NITI Aayog has submitted the names of two public sector banks (PSBs) and one public sector general insurer, which can be sold off under the government's new privatisation policy, to the Core Group of Secretaries on Disinvestment. Sources said that the Department of Investment and Public Asset Management (DIPAM), and the Department of Financial Services (DFS) will examine the names suggested by NITI Aayog and finalise the list of possible candidates in the financial sector for privatisation this year.
People in the know also said that Bank of Maharashtra and Central Bank are the top two candidates that have been favoured for privatisation, though the Indian Overseas Bank has also found favour for the exercise either this year or possibly later. Further, according to sources, United India Insurance may be the chosen candidate for privatisation among the three general insurers, given its relative better solvency ratio. However, financial sector experts also contend that Oriental Insurance, with the least solvency ratio among the three, may be favoured as it does not have overseas operations and inviting a private investor may be easier for it.
The government had earlier indicated that banks under prompt corrective action (PCA) framework or weaker banks would be kept out of privatisation as it would be difficult to find buyers for them. This would have left three PSBs - Indian Overseas Bank, Central Bank and UCO Bank out of the government's disinvestment plan. But they could be brought out of PCA as there are visible signs of improvement in some of the key parameters such as profitability and asset quality (in net NPA terms as they have stepped up provisioning) in the last 3-4 quarters. This could allow them to be considered for privatisation. Besides, both Bank of Maharastra and Central Bank are west focused banks where public sector bank presence is already stronger, allowing for more private sector entry.

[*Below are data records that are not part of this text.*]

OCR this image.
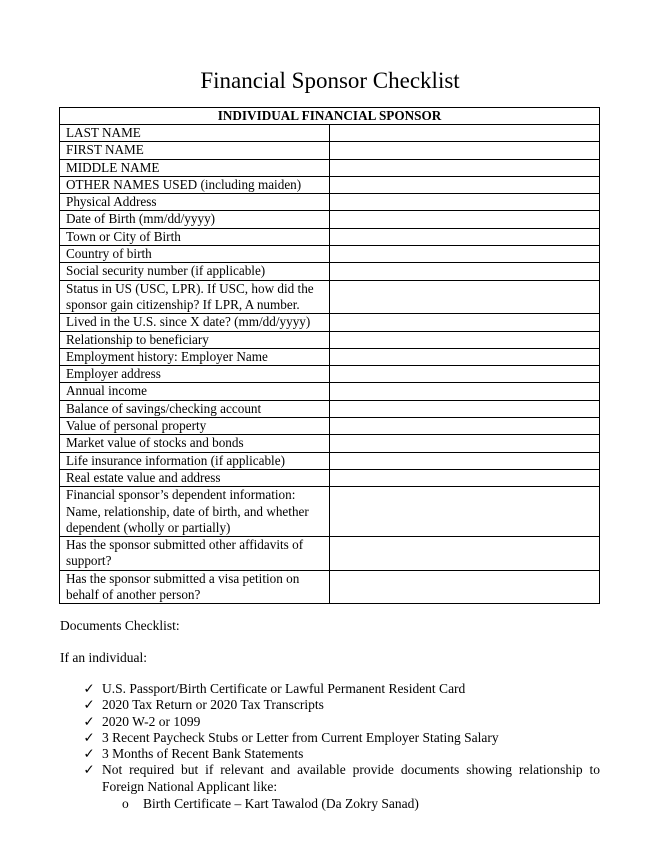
Financial Sponsor Checklist
INDIVIDUAL FINANCIAL SPONSOR	
LAST NAME	
FIRST NAME	
MIDDLE NAME	
OTHER NAMES USED (including maiden)	
Physical Address	
Date of Birth (mm/dd/yyyy)	
Town or City of Birth	
Country of birth	
Social security number (if applicable)	
Status in US (USC, LPR). If USC, how did the sponsor gain citizenship? If LPR, A number.	
Lived in the U.S. since X date? (mm/dd/yyyy)	
Relationship to beneficiary	
Employment history: Employer Name	
Employer address	
Annual income	
Balance of savings/checking account	
Value of personal property	
Market value of stocks and bonds	
Life insurance information (if applicable)	
Real estate value and address	
Financial sponsor’s dependent information: Name, relationship, date of birth, and whether dependent (wholly or partially)	
Has the sponsor submitted other affidavits of support?	
Has the sponsor submitted a visa petition on behalf of another person?	

Documents Checklist:

If an individual:

✓ U.S. Passport/Birth Certificate or Lawful Permanent Resident Card
✓ 2020 Tax Return or 2020 Tax Transcripts
✓ 2020 W-2 or 1099
✓ 3 Recent Paycheck Stubs or Letter from Current Employer Stating Salary
✓ 3 Months of Recent Bank Statements
✓ Not required but if relevant and available provide documents showing relationship to Foreign National Applicant like:
o Birth Certificate – Kart Tawalod (Da Zokry Sanad)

Also, it was decided that PSBs, part of consolidation exercise, should also not be considered for privatisation now. This leaves out five large PSBs - Bank of Baroda, Punjab National Bank, Canara Bank, United Bank of India and Indian Bank along with other PSBs that merged with them under the consolidation exercise. Also, State Bank of India is not being privatised. This leaves room open for only six banks - UCO, IOB, Central Bank, Bank of Maharastra, Punjab and Sind Bank, and Bank of India for privatisation. The selection was from among this list.

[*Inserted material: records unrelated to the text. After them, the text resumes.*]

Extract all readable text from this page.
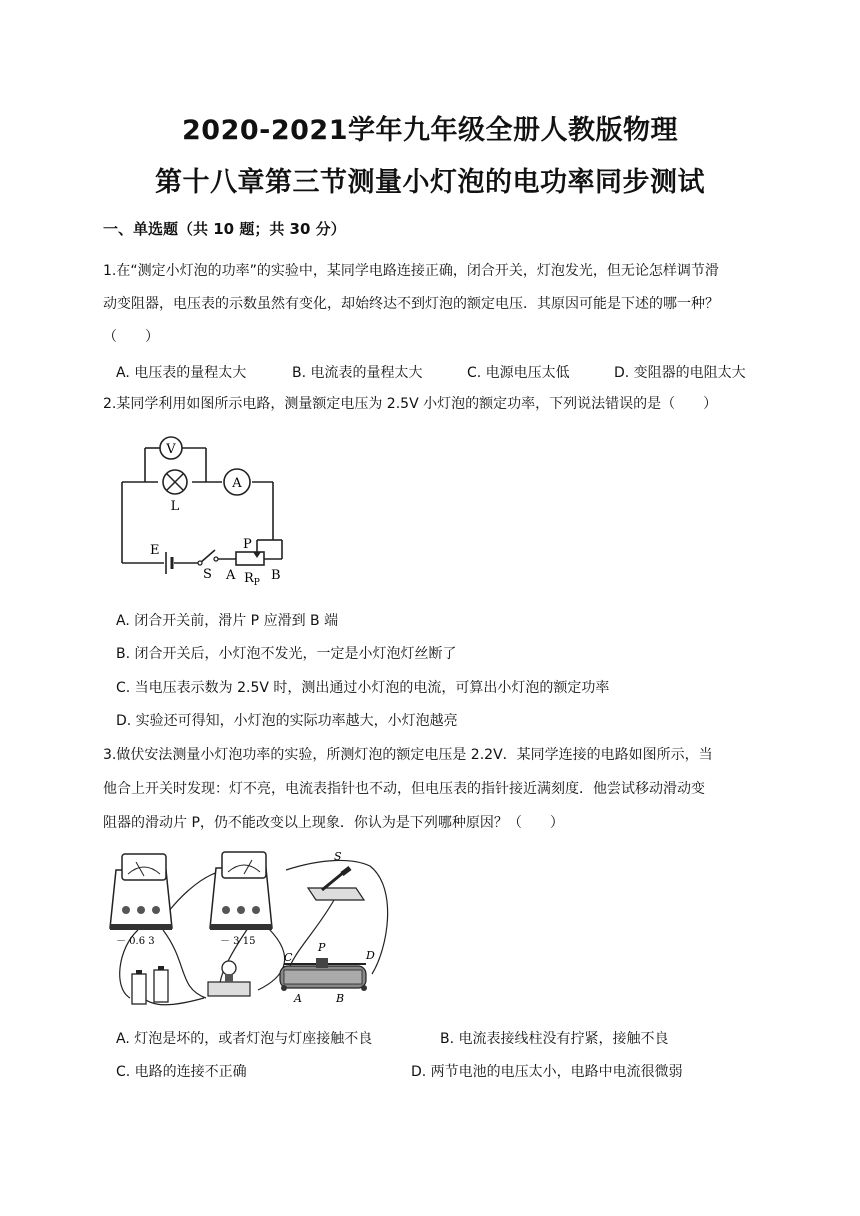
2020-2021学年九年级全册人教版物理
第十八章第三节测量小灯泡的电功率同步测试
一、单选题（共 10 题；共 30 分）
1.在“测定小灯泡的功率”的实验中，某同学电路连接正确，闭合开关，灯泡发光，但无论怎样调节滑
动变阻器，电压表的示数虽然有变化，却始终达不到灯泡的额定电压．其原因可能是下述的哪一种？
（　　）
A. 电压表的量程太大	B. 电流表的量程太大	C. 电源电压太低	D. 变阻器的电阻太大
2.某同学利用如图所示电路，测量额定电压为 2.5V 小灯泡的额定功率，下列说法错误的是（　　）
V
L
A
E
S
P
A $R_P$ B
A. 闭合开关前，滑片 P 应滑到 B 端
B. 闭合开关后，小灯泡不发光，一定是小灯泡灯丝断了
C. 当电压表示数为 2.5V 时，测出通过小灯泡的电流，可算出小灯泡的额定功率
D. 实验还可得知，小灯泡的实际功率越大，小灯泡越亮
3.做伏安法测量小灯泡功率的实验，所测灯泡的额定电压是 2.2V．某同学连接的电路如图所示，当
他合上开关时发现：灯不亮，电流表指针也不动，但电压表的指针接近满刻度．他尝试移动滑动变
阻器的滑动片 P，仍不能改变以上现象．你认为是下列哪种原因？（　　）
－ 0.6 3	－ 3 15
S
C
P
D
A	B
A. 灯泡是坏的，或者灯泡与灯座接触不良	B. 电流表接线柱没有拧紧，接触不良
C. 电路的连接不正确	D. 两节电池的电压太小，电路中电流很微弱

The government has infused Rs 5,500 capital in the Punjab and Sind Bank. This would make it wait for at least couple of years before considering privatisation. Bank of India is a very large bank that also could create problems in finding a buyer at this time. With UCO Bank, the government may like to have some presence of a state-run bank on the eastern part of the country. So, the candidates have to be from the remaining three banks.

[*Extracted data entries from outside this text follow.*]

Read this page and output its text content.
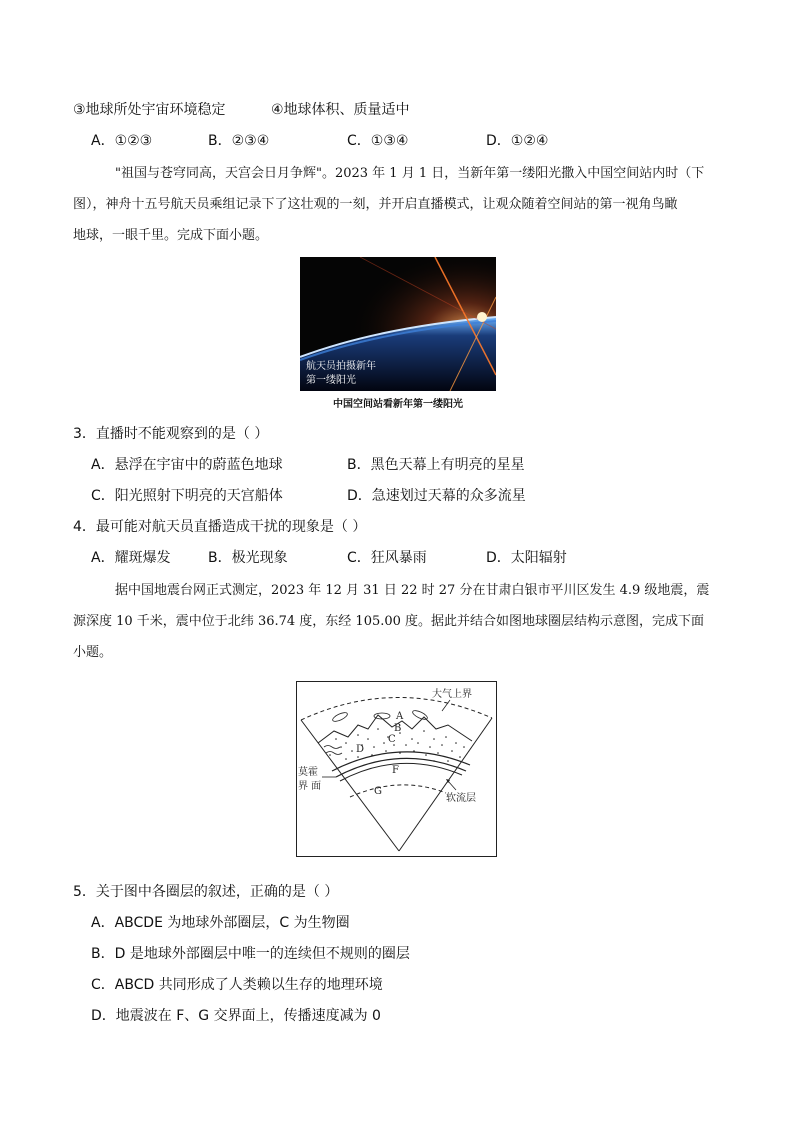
③地球所处宇宙环境稳定	④地球体积、质量适中
A．①②③	B．②③④	C．①③④	D．①②④
"祖国与苍穹同高，天宫会日月争辉"。2023 年 1 月 1 日，当新年第一缕阳光撒入中国空间站内时（下
图），神舟十五号航天员乘组记录下了这壮观的一刻，并开启直播模式，让观众随着空间站的第一视角鸟瞰
地球，一眼千里。完成下面小题。
航天员拍摄新年
第一缕阳光
中国空间站看新年第一缕阳光
3．直播时不能观察到的是（ ）
A．悬浮在宇宙中的蔚蓝色地球	B．黑色天幕上有明亮的星星
C．阳光照射下明亮的天宫船体	D．急速划过天幕的众多流星
4．最可能对航天员直播造成干扰的现象是（ ）
A．耀斑爆发	B．极光现象	C．狂风暴雨	D．太阳辐射
据中国地震台网正式测定，2023 年 12 月 31 日 22 时 27 分在甘肃白银市平川区发生 4.9 级地震，震
源深度 10 千米，震中位于北纬 36.74 度，东经 105.00 度。据此并结合如图地球圈层结构示意图，完成下面
小题。
A
B
C
D
F
G
大气上界
莫霍
界 面
软流层
5．关于图中各圈层的叙述，正确的是（ ）
A．ABCDE 为地球外部圈层，C 为生物圈
B．D 是地球外部圈层中唯一的连续但不规则的圈层
C．ABCD 共同形成了人类赖以生存的地理环境
D．地震波在 F、G 交界面上，传播速度减为 0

In this year's budget, Finance Minister Nirmala Sitharaman announced that two state-run banks along with IDBI Bank would be privatised in FY22. She also said that one general insurance company would be sold off in the current fiscal. Going ahead with the privatisation process of IDBI Bank on May 5, the Cabinet Committee on Economic Affairs (CCEA) gave its in-principle approval for strategic disinvestment along with transfer of management control in the PSB. The extent of respective shareholding to be divested by the GoI and LIC, shall be decided at the time of structuring of transaction in consultation with the RBI.
The Finance Minister, while delivering the budget speech on February 1, announced a capital infusion of Rs 20,000 crore in state-owned banks for the financial year 2021-2022. Prior to the privatisation process, the government also undertook merger of the state-run banks, amalgamating weaker banks with the stronger and larger ones. A total of 10 public sector banks were merged with effect from April 1, 2020. With the merger coming into effect, India currently has 12 public sector banks, down from 27 in 2017.
The government has budgeted Rs 1.75 lakh crore from stake sale in public sector companies and financial institutions. The target, however, may turn out to be ambitious given the global and domestic economic scenario amid the second wave of COVID-19.